There is an urgent need for biomarkers that predict the survival outcome of patients diagnosed with metastatic pancreatic cancer, undergoing systemic chemotherapy. This study aimed to identify biomarkers associated with the survival of mPC patients treated with modified FOLFIRINOX (mFOLFIRINOX) as first-line chemotherapy.
This was a retrospective study of 30 patients with mPC who received mFOLFIRINOX between October 2018 and March 2021. Data on carcinoembryonic antigen (CEA), cancer antigen (CA)199, interleukin (IL)-6, C-reactive protein (CRP), neutrophils, platelets, lymphocytes, and albumin were collected and dichotomized using the upper or lower limit, as appropriate. These markers were examined for their association with progression-free survival (PFS). A receiver operating characteristic (ROC) curve analysis was used to explore a suitable model to predict mFOLFIRINOX effectiveness.

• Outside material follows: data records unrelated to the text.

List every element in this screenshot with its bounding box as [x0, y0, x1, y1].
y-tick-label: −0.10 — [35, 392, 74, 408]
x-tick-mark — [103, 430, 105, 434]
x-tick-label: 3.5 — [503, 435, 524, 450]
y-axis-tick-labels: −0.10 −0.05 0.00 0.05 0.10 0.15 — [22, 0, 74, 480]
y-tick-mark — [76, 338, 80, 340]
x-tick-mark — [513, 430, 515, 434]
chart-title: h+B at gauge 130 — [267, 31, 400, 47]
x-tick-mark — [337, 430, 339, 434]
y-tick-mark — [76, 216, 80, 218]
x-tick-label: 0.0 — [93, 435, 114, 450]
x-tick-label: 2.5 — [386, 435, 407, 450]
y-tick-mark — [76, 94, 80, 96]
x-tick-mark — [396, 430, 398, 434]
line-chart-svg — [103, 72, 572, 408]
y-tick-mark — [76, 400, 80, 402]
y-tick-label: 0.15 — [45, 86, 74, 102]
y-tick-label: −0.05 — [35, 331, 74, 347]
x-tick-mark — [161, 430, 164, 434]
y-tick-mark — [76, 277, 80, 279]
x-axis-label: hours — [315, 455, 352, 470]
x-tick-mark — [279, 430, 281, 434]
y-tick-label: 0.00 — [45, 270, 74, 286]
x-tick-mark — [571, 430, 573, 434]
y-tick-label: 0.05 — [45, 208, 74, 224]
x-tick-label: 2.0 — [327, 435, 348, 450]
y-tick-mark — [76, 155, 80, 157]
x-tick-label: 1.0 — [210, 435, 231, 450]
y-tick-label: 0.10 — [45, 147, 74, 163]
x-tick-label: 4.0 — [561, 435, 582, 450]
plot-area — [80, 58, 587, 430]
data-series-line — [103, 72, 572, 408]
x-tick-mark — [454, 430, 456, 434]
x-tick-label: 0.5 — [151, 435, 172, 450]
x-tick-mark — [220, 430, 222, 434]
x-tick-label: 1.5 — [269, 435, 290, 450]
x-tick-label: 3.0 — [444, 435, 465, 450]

IL-6 and CRP levels were associated with poor progression (P = 0.004 and P = <0.001, respectively) of mPC. The high IL-6 level was an independent poor prognostic factor for PFS (HR=4.66, 95%CI: 1.32-16.37, P=0.016) in the multivariable analysis. Patients with high IL-6 levels had a shorter PFS than those with low IL-6 levels (median PFS: 257 vs. 150 days, P=0.020). An increase in IL-6 and CRP levels during chemotherapy positively correlated with disease progression (P = <0.001 for both). The model combining IL-6 with CRP levels helped predict the outcomes of mPC patients treated with mFOLFIRINOX (AUC: 0.811, 95%CI: 0.639-0.983, P=0.003).
The serum levels of IL-6 and CRP might be considered as valuable biomarkers in predicting the outcomes of patients with mPC who received the mFOLFIRINOX regimen.